We don't have to extend unconditional love to whole humanity. But can we start small, with baby steps? Start with our own family members, our own loved ones, our own hand-picked circle of friends? If we think even that is impossible or too utopian, than there is no hope for humans. Humans are irretrievably lost and ideals of love and respect are nothing but self-serving platitudes and empty rhetorics. Nothing can ever be built on them. That is remarkably bleak world view - much like semitic world view that we all are sinners incapable to be anything more. They are not the 'truth' but they have the power to create self-fulfilling realities - all ideas and world views have such powers - that is why what we choose as ideas and world view creates the fate - because power of that choice will make it a self-fulfilling reality. We should want unconditional love become a self-fulfilling reality, and not its anti-thesis, because that too can become a self-fulfilling reality.
temporal
URL
November 22, 2008
11:21 PM
"Birth, and copulation, and death.
That's all the facts when you come to brass tacks."
So wrote T.S. Eliot in "Sweeney Agonistes." In fact, some of the best writing about death has come from poets. Dylan Thomas raged, raged against the dying of the light in "Do Not Go Gentle Into That Good Night," his famous villanelle about his dying father, and insisted defiantly in another poem that "death shall have no dominion" -- before dying at age 39 of alcoholism.
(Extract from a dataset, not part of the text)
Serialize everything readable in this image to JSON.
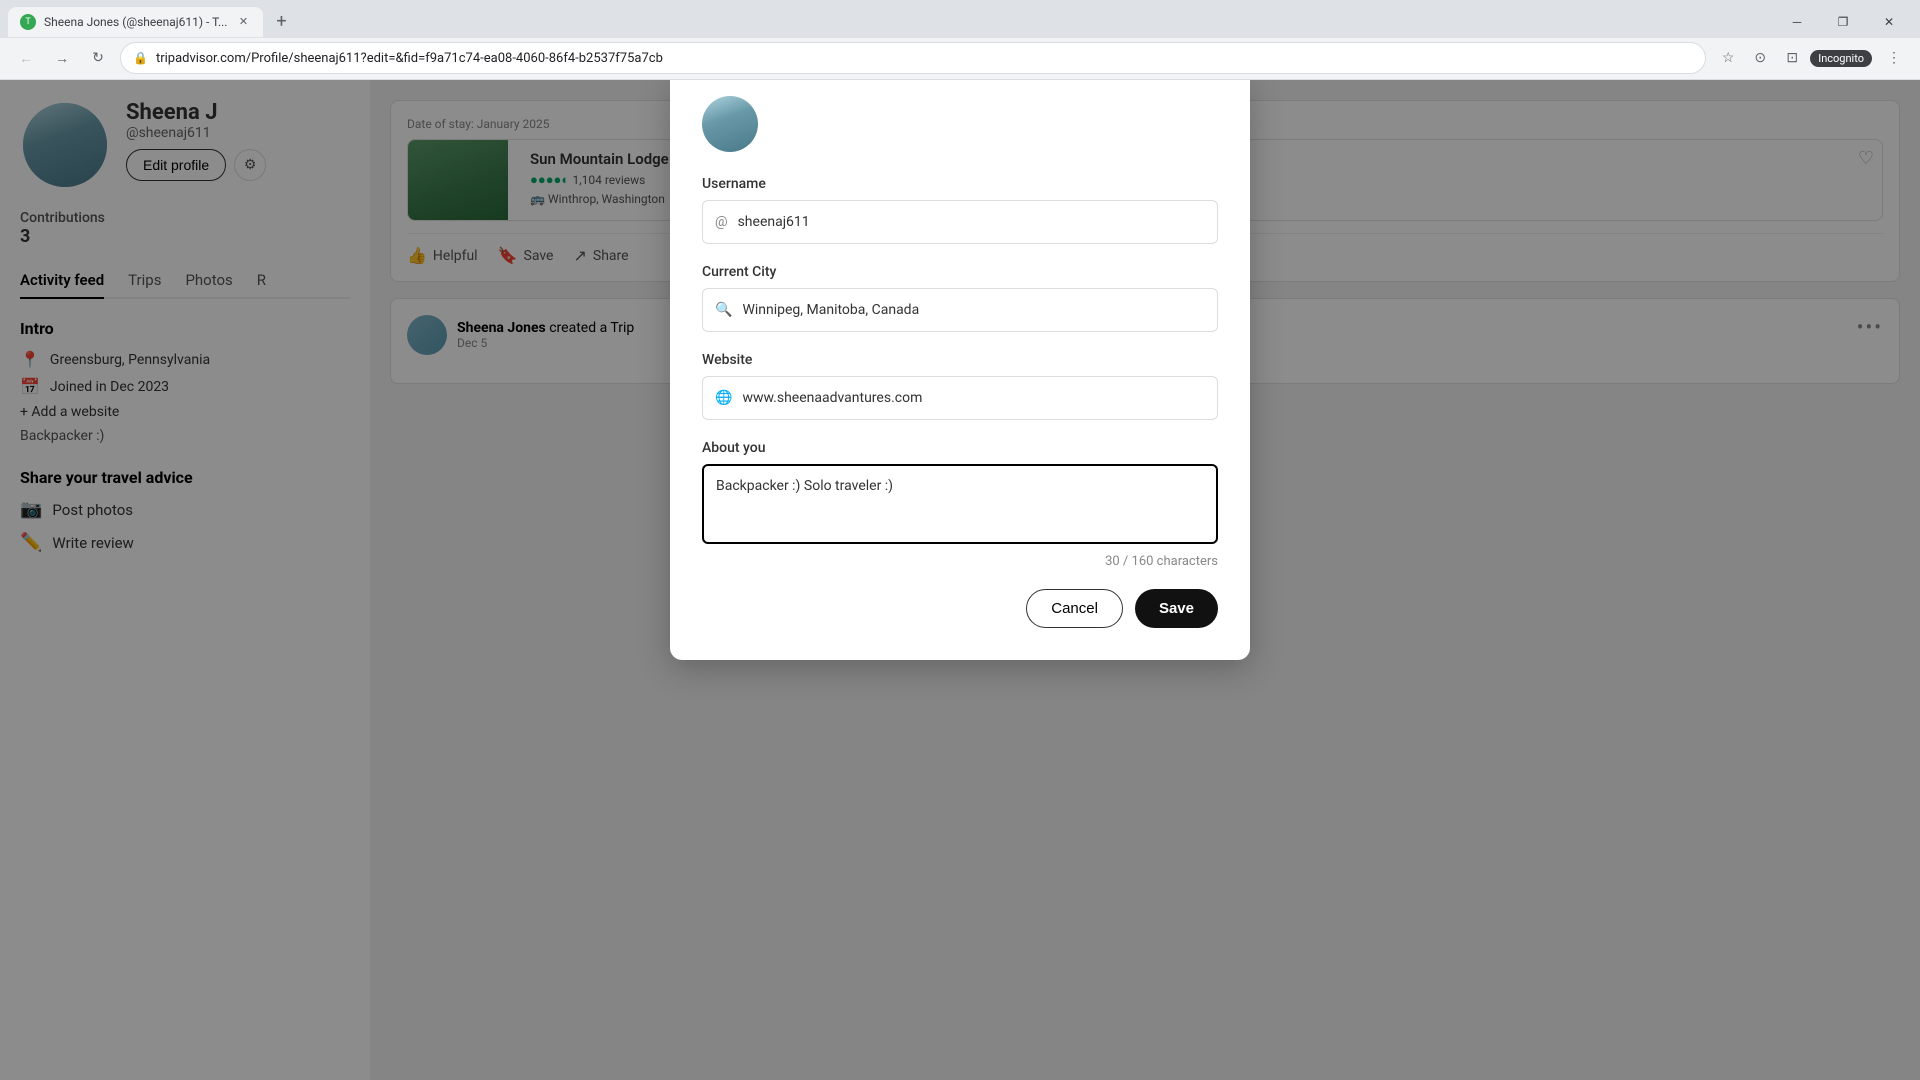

Henry Wadsworth Longfellow was more sanguine: "The young may die, but the old must!" he wrote in "Christus." The great 17th century French dramatist Pierre Corneille's attitude was darker: "Every moment in life is a step towards death." Shakespeare's characters occasionally railed, but like Richard II, they eventually bowed to fate: "The worst is death, and death will have his day."
There's nothing like milestone birthdays, the loss of one's parents or scary diagnoses to stir intimations of mortality. In his essay "Illness as More Than Metaphor," Susan Sontag's son, David Rieff, wrote: "There are those who can reconcile themselves to death and those who can't. Increasingly, I've come to think that it is one of the most important ways the world divides up."
Death is a hot topic among writers these days
Deepti Lamba
November 23, 2008
05:07 AM
Good article t
Ledzius
November 23, 2008
11:32 AM
Perhaps Mark Twain said it best in a tongue-in-cheek manner:
"I do not fear death, in view of the fact that I had been dead for billions and billions of years before I was born, and had not suffered the slightest inconvenience from it."